La mobilità autonoma non è più un esperimento di laboratorio. Waymo, società del gruppo Alphabet (Google), ha raggiunto la soglia di 300.000 corse a settimana nelle città dove opera – da San Francisco a Los Angeles, da Austin a Phoenix – e prepara lo sbarco anche a Miami e Washington. Numeri che segnano una crescita esponenziale, sostenuta da milioni di chilometri percorsi con un tasso di incidenti inferiore del 91% rispetto alle auto guidate dall’uomo.
Al centro di questo sviluppo c’è l’italiano Andrea Vaccaro, oggi responsabile del Field Safety globale di Waymo. Il suo team monitora 24 ore su 24 la flotta di veicoli senza conducente, raccogliendo dati e interfacciandosi con le autorità di regolamentazione internazionali. «Il nostro prodotto non è il veicolo, ma il guidatore autonomo: il Waymo Driver. L’intelligenza artificiale applicata al mondo fisico può cambiare le dinamiche del mondo reale», spiega Vaccaro, sottolineando il potenziale rivoluzionario di questa tecnologia.
Dietro i robotaxi c’è una struttura di sensori lidar, radar e software predittivo che analizza costantemente ciò che accade intorno al veicolo. Non si stanca, non beve, non si distrae. Guidare su strada è pericoloso, e il sistema Waymo promette di ridurre drasticamente gli errori umani, causa principale del 94% degli incidenti stradali.
Verso l’Europa: Londra sarà il primo laboratorio
Dopo gli Stati Uniti, Waymo guarda all’Europa. Il primo banco di prova sarà Londra, dove inizieranno i test pubblici tra il 2025 e il 2026. La sfida, tuttavia, non è solo tecnologica ma soprattutto normativa: le regole europee in materia di sicurezza e responsabilità sono molto più rigide rispetto a quelle americane.
Vaccaro sottolinea come l’approccio del Vecchio Continente sia «più prudente e certificato». Un modello che può garantire maggiore fiducia ai cittadini ma che, al tempo stesso, rallenta la diffusione dei servizi. Tuttavia, la presenza di un player come Waymo potrebbe accelerare la creazione di un quadro normativo comune e favorire la collaborazione tra costruttori, istituzioni e startup tecnologiche.
L’adozione dei veicoli a guida autonoma non sarà immediata, ma l’interesse è crescente: città come Parigi, Berlino e Milano stanno già sviluppando corridoi di test e infrastrutture digitali compatibili con la guida automatizzata.

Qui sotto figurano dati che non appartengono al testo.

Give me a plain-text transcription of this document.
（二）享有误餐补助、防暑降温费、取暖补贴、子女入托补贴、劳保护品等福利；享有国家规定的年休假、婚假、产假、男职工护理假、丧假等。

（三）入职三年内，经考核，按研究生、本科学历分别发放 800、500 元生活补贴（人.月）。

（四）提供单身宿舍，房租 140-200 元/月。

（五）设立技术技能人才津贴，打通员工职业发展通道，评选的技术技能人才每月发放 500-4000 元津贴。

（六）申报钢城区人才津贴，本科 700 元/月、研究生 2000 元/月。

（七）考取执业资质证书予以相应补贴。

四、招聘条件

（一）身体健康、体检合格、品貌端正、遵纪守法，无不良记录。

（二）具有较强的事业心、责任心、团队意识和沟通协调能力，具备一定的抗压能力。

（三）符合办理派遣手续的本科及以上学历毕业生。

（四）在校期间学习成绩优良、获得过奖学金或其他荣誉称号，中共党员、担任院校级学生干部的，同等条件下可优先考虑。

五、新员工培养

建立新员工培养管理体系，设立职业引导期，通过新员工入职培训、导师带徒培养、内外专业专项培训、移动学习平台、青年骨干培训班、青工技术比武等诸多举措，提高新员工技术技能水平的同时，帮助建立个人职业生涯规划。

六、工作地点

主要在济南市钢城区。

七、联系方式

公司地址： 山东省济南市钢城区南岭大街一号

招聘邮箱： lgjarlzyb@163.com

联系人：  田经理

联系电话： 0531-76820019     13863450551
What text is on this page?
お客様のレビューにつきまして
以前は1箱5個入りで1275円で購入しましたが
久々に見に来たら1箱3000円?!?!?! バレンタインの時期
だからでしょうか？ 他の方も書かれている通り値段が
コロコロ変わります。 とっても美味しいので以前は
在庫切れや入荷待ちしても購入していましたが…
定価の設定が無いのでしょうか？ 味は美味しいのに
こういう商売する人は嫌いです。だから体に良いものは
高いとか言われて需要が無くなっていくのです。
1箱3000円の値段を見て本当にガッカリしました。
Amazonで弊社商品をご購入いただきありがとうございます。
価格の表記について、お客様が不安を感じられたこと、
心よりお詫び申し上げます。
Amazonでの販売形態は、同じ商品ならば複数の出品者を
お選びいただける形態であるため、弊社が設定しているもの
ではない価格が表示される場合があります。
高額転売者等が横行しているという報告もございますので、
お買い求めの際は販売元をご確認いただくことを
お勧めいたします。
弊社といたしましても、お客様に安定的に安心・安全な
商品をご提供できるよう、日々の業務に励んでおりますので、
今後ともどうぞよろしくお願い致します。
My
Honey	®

Implicazioni per l’Italia e per il settore automotive
Per l’industria automobilistica europea – e italiana in particolare – la sfida della mobilità autonoma rappresenta un banco di prova decisivo. Le aziende del nostro Paese, dalle case automobilistiche ai fornitori della filiera componentistica, possono giocare un ruolo chiave nello sviluppo di tecnologie di sicurezza, sistemi radar, sensori e software predittivi.
Difendere il settore significa riconoscere che la trasformazione è già in atto e che la competenza meccanica italiana deve dialogare con il mondo digitale. In futuro, il valore non risiederà solo nella carrozzeria o nel motore, ma anche nella capacità di integrare l’intelligenza artificiale nella mobilità quotidiana.
Tre gli ambiti più promettenti:
- Sicurezza: l’auto autonoma può ridurre incidenti, errori umani e vittime della strada.
- Sostenibilità: flussi di traffico più fluidi e veicoli condivisi riducono emissioni e consumi.
- Competitività: l’Italia può attrarre investimenti e diventare hub tecnologico, se saprà creare infrastrutture digitali (5G, mappe HD, sensori urbani) adeguate.
Certo, permangono ostacoli: la fiducia del pubblico, il costo delle tecnologie, la gestione dei dati sensibili e la convivenza tra guida autonoma e umana. Ma la traiettoria è segnata: il cambiamento è già iniziato.
Un futuro guidato dall’intelligenza artificiale
«Se i nostri figli potranno muoversi in sicurezza senza rischiare sarà bellissimo. Meno tempo perso, meno traffico, più sostenibilità», conclude Vaccaro. È la visione di un futuro in cui non guidare diventa una scelta consapevole, non una limitazione.
Il messaggio è chiaro: la guida autonoma non sostituirà la passione per le auto, ma la trasformerà. Le vetture non saranno più solo oggetti da possedere, ma strumenti di mobilità intelligente e condivisa. Per i costruttori europei – e per l’Italia in particolare – l’opportunità è grande: diventare protagonisti della transizione, mantenendo l’identità e la qualità che ci contraddistinguono.